さらに、6,609例のEMPA-KIDNEY試験の集団における「腎疾患進行または心血管死」という主要評価項目に対するエンパグリフロジンの効果は、BMI(ボディマス指数)の範囲にわたって同様であった。

EMPA-KIDNEY試験は、進行リスクのある広範なCKD患者において、SGLT2阻害薬が腎疾患の進行に明らかに有益であることを証明した。

これらの解析は、本試験のサンプルサイズ、2年間の追跡期間(中央値)、無作為二重盲検試験のデザインによるものである。

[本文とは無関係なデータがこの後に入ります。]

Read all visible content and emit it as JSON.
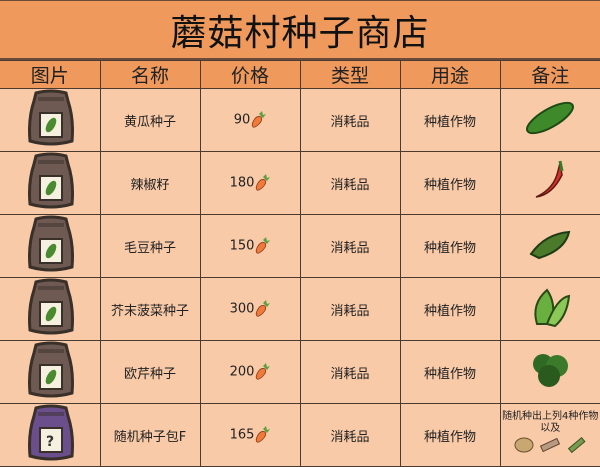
{
  "title": "蘑菇村种子商店",
  "headers": [
    "图片",
    "名称",
    "价格",
    "类型",
    "用途",
    "备注"
  ],
  "colors": {
    "header_bg": "#ef9a5c",
    "row_bg": "#f9caa8",
    "bag": "#6e5a52",
    "bag_mystery": "#6a4f8c"
  },
  "currency_icon": "carrot-icon",
  "rows": [
    {
      "name": "黄瓜种子",
      "price": "90",
      "type": "消耗品",
      "use": "种植作物",
      "note_icon": "cucumber-icon",
      "bag": "normal"
    },
    {
      "name": "辣椒籽",
      "price": "180",
      "type": "消耗品",
      "use": "种植作物",
      "note_icon": "chili-pepper-icon",
      "bag": "normal"
    },
    {
      "name": "毛豆种子",
      "price": "150",
      "type": "消耗品",
      "use": "种植作物",
      "note_icon": "edamame-icon",
      "bag": "normal"
    },
    {
      "name": "芥末菠菜种子",
      "price": "300",
      "type": "消耗品",
      "use": "种植作物",
      "note_icon": "mustard-spinach-icon",
      "bag": "normal"
    },
    {
      "name": "欧芹种子",
      "price": "200",
      "type": "消耗品",
      "use": "种植作物",
      "note_icon": "parsley-icon",
      "bag": "normal"
    },
    {
      "name": "随机种子包F",
      "price": "165",
      "type": "消耗品",
      "use": "种植作物",
      "note_text": "随机种出上列4种作物以及",
      "note_icons": [
        "peanut-icon",
        "wood-icon",
        "herb-icon"
      ],
      "bag": "mystery"
    }
  ]
}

しかし、いくつかの限界も残っている。

第一に、臨床試験は通常より健康な患者を対象とするため、EMPA-KIDNEY試験における虚弱のレベルは、一般的なCKD患者を代表するものではない可能性がある。

第二に、EMPA-KIDNEY試験のような大規模で合理的な無作為化試験では、虚弱の評価は臨床評価に依存することが多いため、我々の虚弱の評価には、外部で有効性が確認された虚弱評価ツールを使用しなかった。

私たちは、Rockwood Frailty Indexのような既存の虚弱指標を使用しないことにした。

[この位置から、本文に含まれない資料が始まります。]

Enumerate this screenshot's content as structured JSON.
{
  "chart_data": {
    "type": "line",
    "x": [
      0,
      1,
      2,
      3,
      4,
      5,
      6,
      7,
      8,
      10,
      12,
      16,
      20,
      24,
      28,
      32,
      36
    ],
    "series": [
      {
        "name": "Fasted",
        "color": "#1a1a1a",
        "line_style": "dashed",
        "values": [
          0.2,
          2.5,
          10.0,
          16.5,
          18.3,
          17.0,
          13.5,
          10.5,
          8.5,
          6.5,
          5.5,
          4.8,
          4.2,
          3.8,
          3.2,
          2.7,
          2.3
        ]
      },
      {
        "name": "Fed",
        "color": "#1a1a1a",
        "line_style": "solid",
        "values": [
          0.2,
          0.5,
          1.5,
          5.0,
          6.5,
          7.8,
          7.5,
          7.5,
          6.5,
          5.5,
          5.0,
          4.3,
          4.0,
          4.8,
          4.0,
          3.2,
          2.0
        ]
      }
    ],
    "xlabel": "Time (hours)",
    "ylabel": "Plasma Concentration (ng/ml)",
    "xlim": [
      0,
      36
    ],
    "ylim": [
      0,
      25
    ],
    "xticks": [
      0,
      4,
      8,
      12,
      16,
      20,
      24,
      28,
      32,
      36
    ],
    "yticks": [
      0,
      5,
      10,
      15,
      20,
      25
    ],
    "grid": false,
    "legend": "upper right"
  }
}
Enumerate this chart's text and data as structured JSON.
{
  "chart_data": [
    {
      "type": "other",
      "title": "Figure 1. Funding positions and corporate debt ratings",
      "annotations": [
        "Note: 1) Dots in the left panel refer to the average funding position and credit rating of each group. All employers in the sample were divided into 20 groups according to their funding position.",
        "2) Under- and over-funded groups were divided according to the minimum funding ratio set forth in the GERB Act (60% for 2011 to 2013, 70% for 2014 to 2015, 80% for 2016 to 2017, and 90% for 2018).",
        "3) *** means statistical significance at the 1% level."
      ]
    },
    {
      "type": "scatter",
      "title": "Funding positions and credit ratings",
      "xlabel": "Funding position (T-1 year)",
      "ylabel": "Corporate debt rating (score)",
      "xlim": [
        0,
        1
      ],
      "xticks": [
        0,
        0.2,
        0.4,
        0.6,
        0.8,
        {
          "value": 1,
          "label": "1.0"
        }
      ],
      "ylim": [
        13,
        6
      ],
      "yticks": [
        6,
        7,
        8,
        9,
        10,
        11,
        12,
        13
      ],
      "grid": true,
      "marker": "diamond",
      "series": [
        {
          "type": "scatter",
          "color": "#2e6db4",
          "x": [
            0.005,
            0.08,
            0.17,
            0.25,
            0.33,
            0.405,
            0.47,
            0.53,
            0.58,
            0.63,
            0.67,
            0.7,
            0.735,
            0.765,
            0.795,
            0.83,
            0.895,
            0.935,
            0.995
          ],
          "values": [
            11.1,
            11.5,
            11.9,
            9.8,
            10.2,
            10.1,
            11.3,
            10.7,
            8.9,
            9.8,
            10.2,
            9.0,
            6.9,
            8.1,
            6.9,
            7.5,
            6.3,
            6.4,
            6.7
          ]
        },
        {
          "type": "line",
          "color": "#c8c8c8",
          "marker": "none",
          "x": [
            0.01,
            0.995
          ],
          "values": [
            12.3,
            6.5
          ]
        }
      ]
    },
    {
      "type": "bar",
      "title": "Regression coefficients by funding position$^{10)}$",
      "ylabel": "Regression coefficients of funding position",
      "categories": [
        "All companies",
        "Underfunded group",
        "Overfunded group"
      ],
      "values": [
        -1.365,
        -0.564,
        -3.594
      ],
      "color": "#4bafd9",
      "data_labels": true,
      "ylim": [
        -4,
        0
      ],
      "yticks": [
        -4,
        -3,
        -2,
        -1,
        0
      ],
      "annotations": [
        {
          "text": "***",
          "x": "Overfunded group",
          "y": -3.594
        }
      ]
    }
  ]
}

この指標は一般集団を対象として開発されたものであるため、この重み付けの方法は疾患集団(例えばCKD)には一般化できない可能性がある。

したがって、我々は、臨床的な虚弱指標として「予測入院リスク」を用いた特注の虚弱評価を開発した。

このモデルは広く一般化できるものではないが、研究対象集団にとっては科学的に頑健なアプローチであり、死亡予測においても良好な結果を示した。

最後に、入院パターンにおける地理的な差異も、この結果に対する絶対的利益の一般化可能性を制限する可能性があるが、「虚弱、多疾患、ポリファーマシー」のレベルが高い患者における純粋な絶対的利益の全体的な増加パターンには影響しない。

結論:

エンパグリフロジンは、EMPA-KIDNEY試験で検討された幅広い患者層において、「虚弱、多疾患、ポリファーマシー」の指標に関わらず、安全で忍容性が高く、腎疾患の進行リスクや心血管死(主要評価項目)および全ての原因による入院のリスクを効果的に低下させた。

エンパグリフロジンの絶対的な有益性は、実際、(入院リスク予測値で示される)最も虚弱性の高い患者においてより高かった。

臨床ガイドラインは、「虚弱、多疾患合併、ポリファーマシー(多剤併用療法)」の有無に関わらず、CKD患者に対するSGLT2阻害薬の処方をエビデンスに基づいて推奨すべきであり、そのような患者が最も治療の恩恵を受ける可能性があることを強調すべきである。